One discouraging factor is the higher expenses associated with building a casino in an urban environment. “When you go vertical, it costs more. The costs are higher than a rural casino. You can do it, but the reason you are willing to do it is because the market of opportunity is supposed to be more robust.”
There are exceptions, of course—like the Big Apple. “In terms of a casino in Manhattan, that’s a highly attractive location and you’d be willing to spend the money for that. Manhattan has a very strong demographic and large levels of tourism that make it a robust opportunity.”
One brand that dropped out of the bidding would probably be a good fit for Chicago: Hard Rock.

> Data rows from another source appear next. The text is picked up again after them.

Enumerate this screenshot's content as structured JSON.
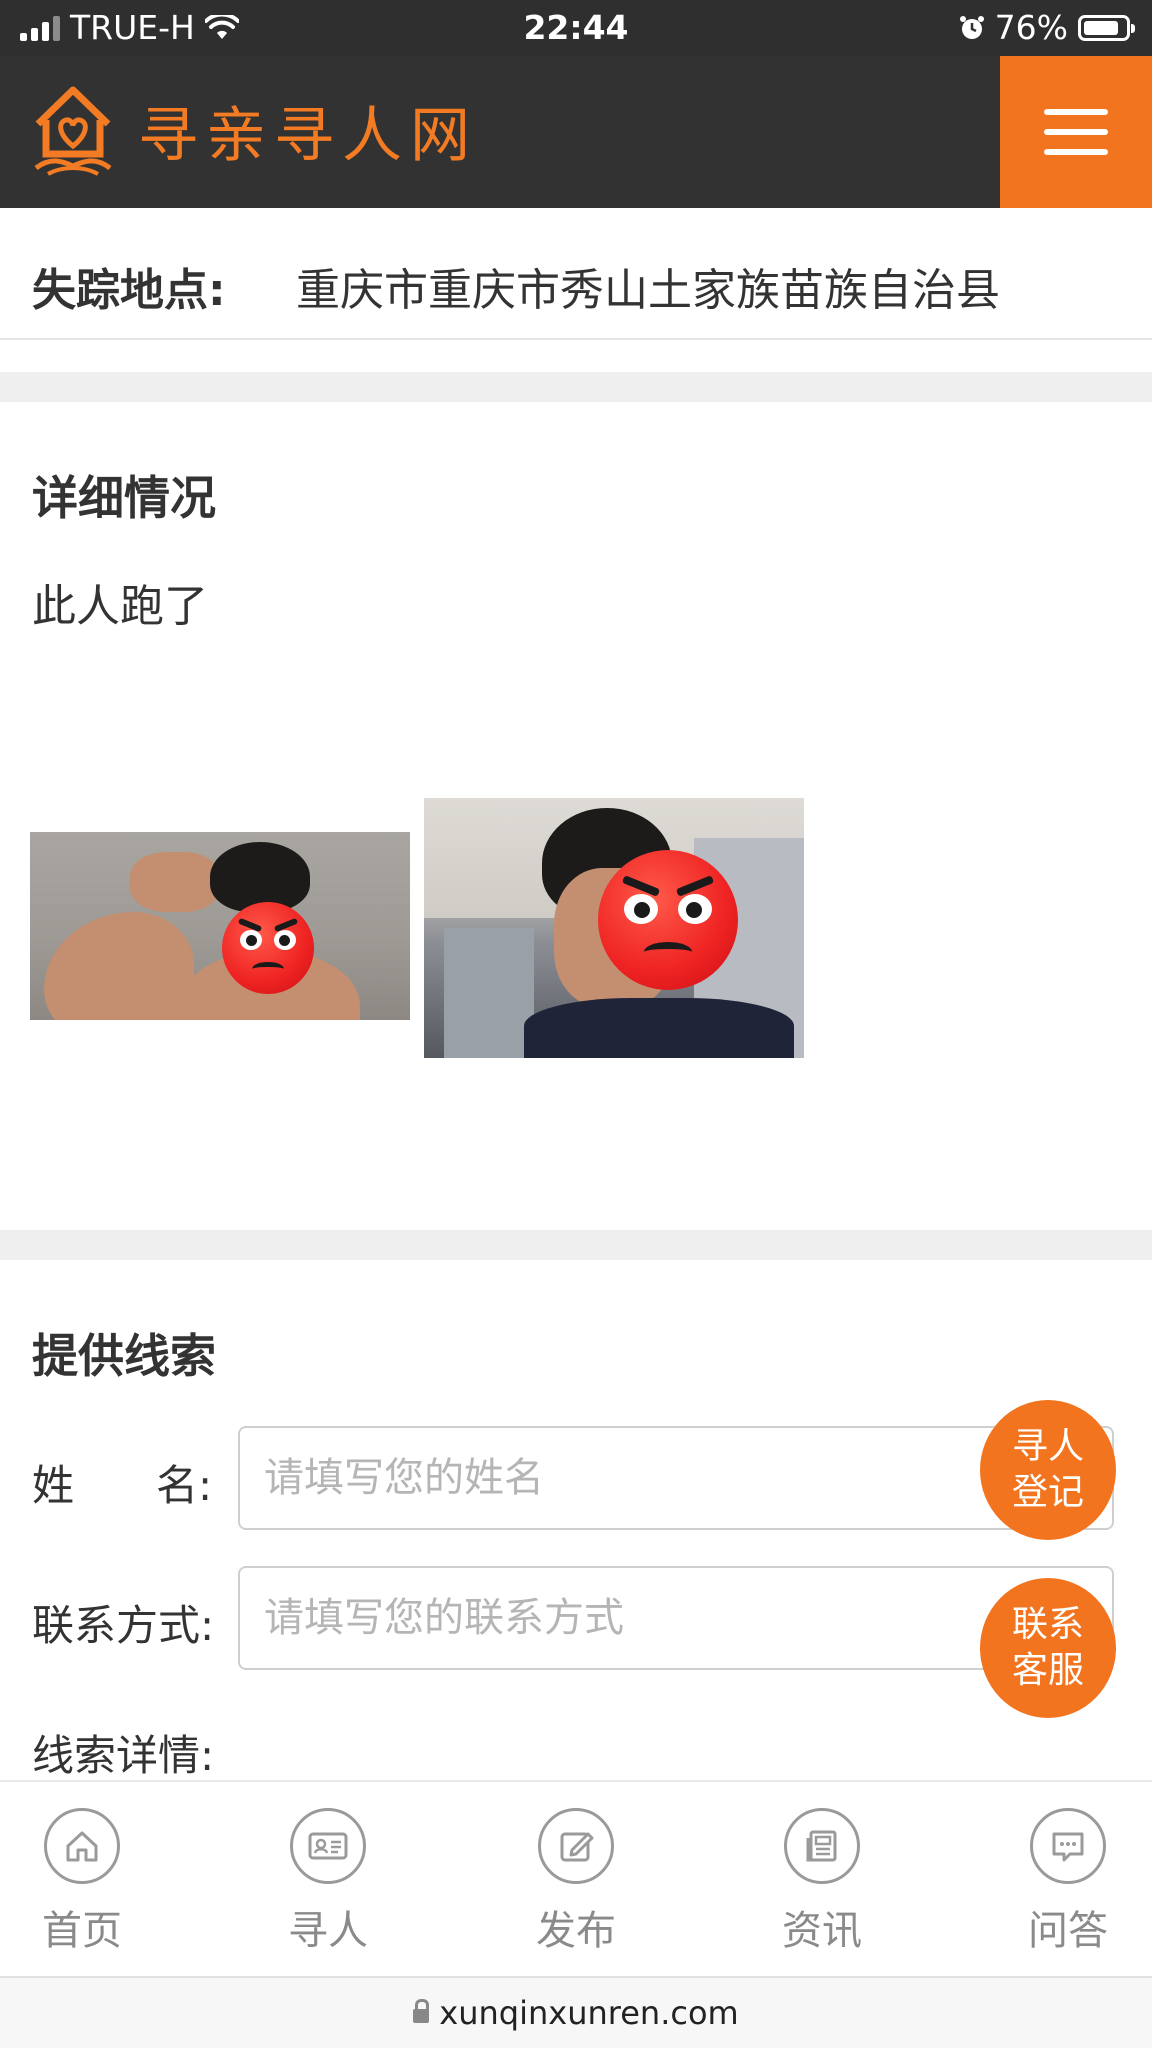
{
  "status_bar": {
    "carrier": "TRUE-H",
    "time": "22:44",
    "battery": "76%"
  },
  "header": {
    "site_name": "寻亲寻人网"
  },
  "missing_location": {
    "label": "失踪地点:",
    "value": "重庆市重庆市秀山土家族苗族自治县"
  },
  "details": {
    "title": "详细情况",
    "text": "此人跑了"
  },
  "clues_form": {
    "title": "提供线索",
    "name_label_1": "姓",
    "name_label_2": "名:",
    "name_placeholder": "请填写您的姓名",
    "contact_label": "联系方式:",
    "contact_placeholder": "请填写您的联系方式",
    "clue_label": "线索详情:"
  },
  "floating_buttons": [
    {
      "line1": "寻人",
      "line2": "登记"
    },
    {
      "line1": "联系",
      "line2": "客服"
    }
  ],
  "bottom_nav": [
    {
      "label": "首页",
      "icon": "home-icon"
    },
    {
      "label": "寻人",
      "icon": "id-card-icon"
    },
    {
      "label": "发布",
      "icon": "edit-icon"
    },
    {
      "label": "资讯",
      "icon": "news-icon"
    },
    {
      "label": "问答",
      "icon": "chat-icon"
    }
  ],
  "url": "xunqinxunren.com",
  "colors": {
    "accent": "#f2741f",
    "header_bg": "#323232"
  }
}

The company “is clearly working to be a force in that market,” said Gallaway. “They’re utilizing one of the Majestic Star licenses for their new Gary, Indiana development, and are under construction with their facility in Rockford, Illinois. For them to have another casino in the market would make sense” and be “synergistic.” Nevertheless, the company is currently not part of the bidding.
Meanwhile, casinos in Illinois are making money. According to the Chicago Tribune, collectively they brought in more than $120 million in gross gaming revenues in July—outpacing the same month in 2019.
A Chicago casino will come down to economics, Gallaway said, and whether the profit potential can justify the capital expense. “While there’s a project that would make sense in Chicago, the question is, will it be the one that Lightfoot envisioned? Probably not.”